Catherine menggelengkan kepalanya, mencoba menyesuaikan diri dengan kehidupan barunya sebagai pelayan,
"Bagaimana aku bisa memberikan lingkungan yang baik untuk Amanda seperti ini? Aku perlu bicara dengan Marco. Mungkin dia akan mengizinkanku tinggal di suatu tempat dengan gajiku. "
gumam Catherine.
"Ah, ngomong-ngomong soal gaji…."
Catherine tidak yakin bagaimana membicarakan gaji dengan Marco. Tapi dia harus membayar uang sekolah semester Amanda karena Marcell menolak mengatakannya. Dia benar-benar benci melakukan konseling pernikahan dengan Marcell, tahu dia bisa melakukan beberapa hal untuk melakukan itu.
Karena itu, dia membutuhkan gajinya untuk dibayarkan.
"Aku perlu berbicara dengannya tentang itu juga…."
**
Catherine menyibukkan diri dengan membersihkan tempat tidur dan mencuci sisa cucian kotor. Setelah pembersihan selesai, dia menyiapkan bahan untuk memasak makan malam.
Dia tidak tahu apa yang disukai Marco, tapi dia ingat ketika Marco masih remaja, dia sering memasak di dapur keluarga Sebastian untuk Marcell. Marco kecil akan meminta beberapa hal yang dia suka, seperti sup jagung, pasta, dan banyak hal yang tidak bisa dimasak karena ahli gizi mereka.
Setelah Catherine memasak semuanya, dia memeriksa waktunya, dan sudah waktunya dia menjemput Amanda dari sekolahnya.

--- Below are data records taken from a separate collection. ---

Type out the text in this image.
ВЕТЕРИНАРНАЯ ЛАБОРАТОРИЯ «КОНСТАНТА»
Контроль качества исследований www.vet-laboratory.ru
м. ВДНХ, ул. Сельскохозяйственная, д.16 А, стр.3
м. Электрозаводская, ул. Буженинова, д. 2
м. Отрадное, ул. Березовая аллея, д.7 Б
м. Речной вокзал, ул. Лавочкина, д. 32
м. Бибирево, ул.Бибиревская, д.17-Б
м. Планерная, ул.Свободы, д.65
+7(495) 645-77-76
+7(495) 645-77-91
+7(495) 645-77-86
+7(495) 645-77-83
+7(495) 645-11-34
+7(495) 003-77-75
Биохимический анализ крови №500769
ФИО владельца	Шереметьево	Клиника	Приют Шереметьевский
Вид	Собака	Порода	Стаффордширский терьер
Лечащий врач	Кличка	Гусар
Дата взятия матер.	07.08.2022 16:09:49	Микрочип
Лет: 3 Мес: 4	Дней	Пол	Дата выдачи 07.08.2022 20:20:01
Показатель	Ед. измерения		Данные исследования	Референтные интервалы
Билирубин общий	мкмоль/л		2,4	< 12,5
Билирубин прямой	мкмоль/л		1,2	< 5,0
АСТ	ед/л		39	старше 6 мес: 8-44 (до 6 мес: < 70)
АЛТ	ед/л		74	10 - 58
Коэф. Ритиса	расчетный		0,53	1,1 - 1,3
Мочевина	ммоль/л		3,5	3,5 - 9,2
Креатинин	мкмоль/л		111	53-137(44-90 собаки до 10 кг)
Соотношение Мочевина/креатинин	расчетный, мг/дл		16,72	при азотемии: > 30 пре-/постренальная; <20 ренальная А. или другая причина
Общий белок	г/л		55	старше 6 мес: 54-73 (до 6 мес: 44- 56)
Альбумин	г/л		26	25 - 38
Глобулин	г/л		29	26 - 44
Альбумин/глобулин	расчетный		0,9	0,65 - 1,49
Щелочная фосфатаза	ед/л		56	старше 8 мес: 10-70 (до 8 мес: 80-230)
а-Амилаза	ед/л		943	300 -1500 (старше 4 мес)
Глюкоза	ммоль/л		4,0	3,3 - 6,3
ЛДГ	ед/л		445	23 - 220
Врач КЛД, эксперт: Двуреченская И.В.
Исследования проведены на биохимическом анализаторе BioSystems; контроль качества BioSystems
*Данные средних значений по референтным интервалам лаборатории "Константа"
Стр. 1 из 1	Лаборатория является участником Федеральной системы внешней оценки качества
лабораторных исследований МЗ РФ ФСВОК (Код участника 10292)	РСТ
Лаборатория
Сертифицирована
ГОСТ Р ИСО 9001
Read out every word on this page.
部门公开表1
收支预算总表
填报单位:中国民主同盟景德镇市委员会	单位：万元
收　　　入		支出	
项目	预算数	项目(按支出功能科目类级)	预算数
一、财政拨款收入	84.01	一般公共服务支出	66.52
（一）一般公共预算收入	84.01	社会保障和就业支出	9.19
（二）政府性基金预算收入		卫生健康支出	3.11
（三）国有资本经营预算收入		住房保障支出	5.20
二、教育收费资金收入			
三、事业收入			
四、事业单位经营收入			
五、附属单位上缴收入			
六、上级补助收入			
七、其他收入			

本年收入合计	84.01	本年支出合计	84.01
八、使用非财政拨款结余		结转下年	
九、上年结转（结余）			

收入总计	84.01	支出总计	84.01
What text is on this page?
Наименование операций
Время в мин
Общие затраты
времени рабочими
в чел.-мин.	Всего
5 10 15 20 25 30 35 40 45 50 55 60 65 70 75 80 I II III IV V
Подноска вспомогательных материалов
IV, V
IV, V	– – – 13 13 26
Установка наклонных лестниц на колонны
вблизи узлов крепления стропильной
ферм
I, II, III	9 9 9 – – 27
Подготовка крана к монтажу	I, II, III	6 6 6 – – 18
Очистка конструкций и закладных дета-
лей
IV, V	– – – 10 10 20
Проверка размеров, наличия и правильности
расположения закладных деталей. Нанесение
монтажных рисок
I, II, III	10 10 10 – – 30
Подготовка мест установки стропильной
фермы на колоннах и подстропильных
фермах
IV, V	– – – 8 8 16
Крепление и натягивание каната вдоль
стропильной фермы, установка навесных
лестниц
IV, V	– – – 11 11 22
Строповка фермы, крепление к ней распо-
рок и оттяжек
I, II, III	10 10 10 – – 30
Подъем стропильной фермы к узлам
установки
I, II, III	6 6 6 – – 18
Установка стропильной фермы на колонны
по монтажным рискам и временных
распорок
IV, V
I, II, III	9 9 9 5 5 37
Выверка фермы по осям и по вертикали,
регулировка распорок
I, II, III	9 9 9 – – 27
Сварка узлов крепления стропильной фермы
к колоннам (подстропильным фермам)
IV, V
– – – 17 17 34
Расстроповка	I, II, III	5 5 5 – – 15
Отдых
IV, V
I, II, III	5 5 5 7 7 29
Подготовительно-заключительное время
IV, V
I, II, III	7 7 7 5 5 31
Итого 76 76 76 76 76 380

Dia menyelesaikan semuanya dan memasukkan masakannya ke dalam lemari es, sehingga dia bisa memanaskannya lagi besok.
Catherine keluar untuk menjemput Amanda, dan ketika dia tiba di depan sekolah, dia melihat putri dengan mata merah dan bengkak. Rambutnya berantakan, dan dia juga memiliki goresan di lengannya.
"Amanda!" Catherine membuka pintu mobil dan bergegas ke putrinya. Amanda menoleh ke arah ibunya, dan dia menggigit bibirnya tetapi tidak mengatakan apa-apa saat Catherine memeluknya.

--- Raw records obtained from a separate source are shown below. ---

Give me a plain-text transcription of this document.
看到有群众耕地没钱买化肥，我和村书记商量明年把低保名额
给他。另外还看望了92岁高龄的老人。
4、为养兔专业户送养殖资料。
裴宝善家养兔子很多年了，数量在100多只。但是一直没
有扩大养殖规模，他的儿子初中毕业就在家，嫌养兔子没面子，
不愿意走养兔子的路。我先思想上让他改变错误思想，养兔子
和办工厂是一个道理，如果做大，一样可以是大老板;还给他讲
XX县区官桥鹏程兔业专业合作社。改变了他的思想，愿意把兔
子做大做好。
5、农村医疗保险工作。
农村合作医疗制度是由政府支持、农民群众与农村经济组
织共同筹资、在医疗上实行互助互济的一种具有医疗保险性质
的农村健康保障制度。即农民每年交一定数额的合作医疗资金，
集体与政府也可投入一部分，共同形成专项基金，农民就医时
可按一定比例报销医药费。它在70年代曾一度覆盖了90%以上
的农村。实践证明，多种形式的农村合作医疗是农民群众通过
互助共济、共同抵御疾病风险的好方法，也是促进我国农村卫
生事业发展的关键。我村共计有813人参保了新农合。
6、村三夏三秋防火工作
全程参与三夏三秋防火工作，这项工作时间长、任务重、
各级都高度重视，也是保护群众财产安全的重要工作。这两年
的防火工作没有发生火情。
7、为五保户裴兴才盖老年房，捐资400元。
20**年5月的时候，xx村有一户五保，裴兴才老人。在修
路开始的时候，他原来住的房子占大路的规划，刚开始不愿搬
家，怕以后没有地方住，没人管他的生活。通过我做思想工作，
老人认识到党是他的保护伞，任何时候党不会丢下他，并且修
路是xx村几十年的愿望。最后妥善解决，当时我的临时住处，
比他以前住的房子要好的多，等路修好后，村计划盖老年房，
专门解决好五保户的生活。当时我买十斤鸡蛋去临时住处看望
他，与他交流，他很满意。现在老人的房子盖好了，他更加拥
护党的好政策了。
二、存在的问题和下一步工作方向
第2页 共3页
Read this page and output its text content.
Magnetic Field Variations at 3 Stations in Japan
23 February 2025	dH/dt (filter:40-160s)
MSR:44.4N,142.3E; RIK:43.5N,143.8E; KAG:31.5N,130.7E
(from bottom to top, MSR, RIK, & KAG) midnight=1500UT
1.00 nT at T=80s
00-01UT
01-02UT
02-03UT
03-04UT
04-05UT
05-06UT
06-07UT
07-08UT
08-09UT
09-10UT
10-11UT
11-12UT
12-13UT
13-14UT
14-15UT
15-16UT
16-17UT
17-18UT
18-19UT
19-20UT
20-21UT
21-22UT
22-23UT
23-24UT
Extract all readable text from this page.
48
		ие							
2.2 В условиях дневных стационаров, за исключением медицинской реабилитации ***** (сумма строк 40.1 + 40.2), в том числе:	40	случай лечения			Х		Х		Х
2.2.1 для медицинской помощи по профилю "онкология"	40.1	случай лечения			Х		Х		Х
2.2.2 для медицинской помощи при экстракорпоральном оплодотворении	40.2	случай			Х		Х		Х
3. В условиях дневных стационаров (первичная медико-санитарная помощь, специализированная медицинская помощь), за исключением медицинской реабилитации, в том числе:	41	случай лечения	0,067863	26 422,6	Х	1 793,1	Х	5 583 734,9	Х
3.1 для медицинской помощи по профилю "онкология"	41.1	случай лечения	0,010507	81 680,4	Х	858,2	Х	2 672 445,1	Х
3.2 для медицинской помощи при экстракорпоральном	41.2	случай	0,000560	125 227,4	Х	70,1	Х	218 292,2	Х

"Ya Tuhan, apa yang terjadi ?!"
"Tidak apa-apa, Ma."
"Amanda, kamu harus memberitahuku! Apakah seseorang melukaimu? Aku akan berbicara dengan wali kelasmu—"

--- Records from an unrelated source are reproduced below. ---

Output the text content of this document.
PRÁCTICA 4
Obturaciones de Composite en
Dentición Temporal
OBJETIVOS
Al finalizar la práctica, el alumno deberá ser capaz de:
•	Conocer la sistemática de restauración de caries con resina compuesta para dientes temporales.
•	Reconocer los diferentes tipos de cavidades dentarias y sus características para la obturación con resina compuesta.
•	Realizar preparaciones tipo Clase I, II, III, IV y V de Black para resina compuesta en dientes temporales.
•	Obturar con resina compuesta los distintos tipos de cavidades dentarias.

"Mommy… Amanda ingin pulang. Ayo pergi…."
…Catherine menjemputnya dan membawa putrinya ke mobil. Dia meletakkannya di kursi dan mengikat sabuk pengaman sebelum pergi.
Mereka terdiam beberapa saat sampai Catherine tidak tahan lagi, "Apa yang terjadi, Amanda? Kamu harus memberitahu Mommy."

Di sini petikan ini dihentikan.